7. Not a permanent solution for most people
Even if you’re able to use CPAP, life situations change. You may gain more weight. Or you may be in a new relationship. Although I see many people who are very happy using CPAP over decades, some people will want other options at a later time.
8. Flawed CPAP “Adherence” requirements
Medicare and some insurance companies will require that you use CPAP for about 50% of your total sleep time. Otherwise, your machine is taken away. If you start with an AHI of 50 and use your CPAP 50% of the time (4 hours every night), technically, you’re “adherent.” But your average AHI level during your total sleep time is still 25, since you didn’t use CPAP during the other 4 hours during the night. CPAP may be very effective in lowering your AHI to minimal levels, but it’s completely useless if you’re not using it at all.
9. Periodic cleaning and maintenance is needed
This may not matter for people who are regimented and find it important to maintain their CPAP devices on a regular basis, but many others find it cumbersome. Additionally, your body’s CPAP pressure needs will change over the course of months to years, so it’s important to check the pressure at least every 6 to 12 months.
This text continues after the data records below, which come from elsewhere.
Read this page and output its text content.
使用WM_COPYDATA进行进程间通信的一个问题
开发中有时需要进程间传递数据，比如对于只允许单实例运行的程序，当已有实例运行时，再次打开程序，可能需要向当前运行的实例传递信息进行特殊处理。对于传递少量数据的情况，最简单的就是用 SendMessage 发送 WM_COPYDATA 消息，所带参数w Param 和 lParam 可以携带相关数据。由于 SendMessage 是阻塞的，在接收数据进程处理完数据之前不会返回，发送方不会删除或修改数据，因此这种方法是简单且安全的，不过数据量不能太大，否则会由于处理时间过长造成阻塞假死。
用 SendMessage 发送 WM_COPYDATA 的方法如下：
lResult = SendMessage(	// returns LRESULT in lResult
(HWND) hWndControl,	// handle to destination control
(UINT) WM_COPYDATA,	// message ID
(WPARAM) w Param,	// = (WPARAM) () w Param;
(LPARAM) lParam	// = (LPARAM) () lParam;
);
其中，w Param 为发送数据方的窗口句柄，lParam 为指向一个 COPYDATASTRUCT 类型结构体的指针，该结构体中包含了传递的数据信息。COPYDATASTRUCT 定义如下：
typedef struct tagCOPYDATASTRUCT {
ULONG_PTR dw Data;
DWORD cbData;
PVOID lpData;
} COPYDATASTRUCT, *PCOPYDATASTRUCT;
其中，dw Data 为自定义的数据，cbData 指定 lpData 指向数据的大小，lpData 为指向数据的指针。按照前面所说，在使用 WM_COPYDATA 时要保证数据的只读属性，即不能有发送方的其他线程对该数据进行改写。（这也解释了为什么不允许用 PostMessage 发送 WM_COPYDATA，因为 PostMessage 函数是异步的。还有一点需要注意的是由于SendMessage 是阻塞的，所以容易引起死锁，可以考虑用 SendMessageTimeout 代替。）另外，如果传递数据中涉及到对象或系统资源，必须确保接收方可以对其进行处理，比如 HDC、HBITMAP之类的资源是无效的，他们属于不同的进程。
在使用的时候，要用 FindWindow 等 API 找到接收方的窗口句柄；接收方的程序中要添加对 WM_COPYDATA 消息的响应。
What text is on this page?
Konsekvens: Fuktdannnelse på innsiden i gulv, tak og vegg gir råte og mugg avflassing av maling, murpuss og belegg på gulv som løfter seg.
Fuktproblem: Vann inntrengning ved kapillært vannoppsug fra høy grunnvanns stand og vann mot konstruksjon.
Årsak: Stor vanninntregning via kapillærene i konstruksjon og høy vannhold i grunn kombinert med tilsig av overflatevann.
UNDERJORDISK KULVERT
Despite these 9 reasons why I don’t like CPAP, it’s the best that we have, so I do recommend it for most people with moderate to severe. obstructive sleep apnea.
Here are three ways to maximize the chances that your CPAP will work for you:
1. Find the right mask
Many people don’t know that you can ask for a different mask within 30 days. The combination of the right mask and headgear can make a major difference in your comfort levels and whether or not CPAP will work for you.
2. Unstuffy your stuffy nose
Having nasal congestion wil significantly lower the chances CPAP will work. Higher nasal resistance will raise up your CPAP pressures, and it’s also more likely that you’ll open your mouth, causing a mouth leak, which can cause you to wake up. Do everything to make sure that you’re breathing optimally through your nose. This can involve nasal saline, nasal dilator devices, allergy medications, or even surgery.
3. Talk to your health care professionals
Communicate with your sleep physician and equipment company often, especially in the first few weeks. They can troubleshoot only if you give feedback.
In the following posts, I will go over reasons why CPAP may not work, and why I like and dislike surgical options for obstructive sleep apnea.
What has been your experience using CPAP? Was it good or bad? How were you able to overcome challenges to be able to get to the point of sleeping better?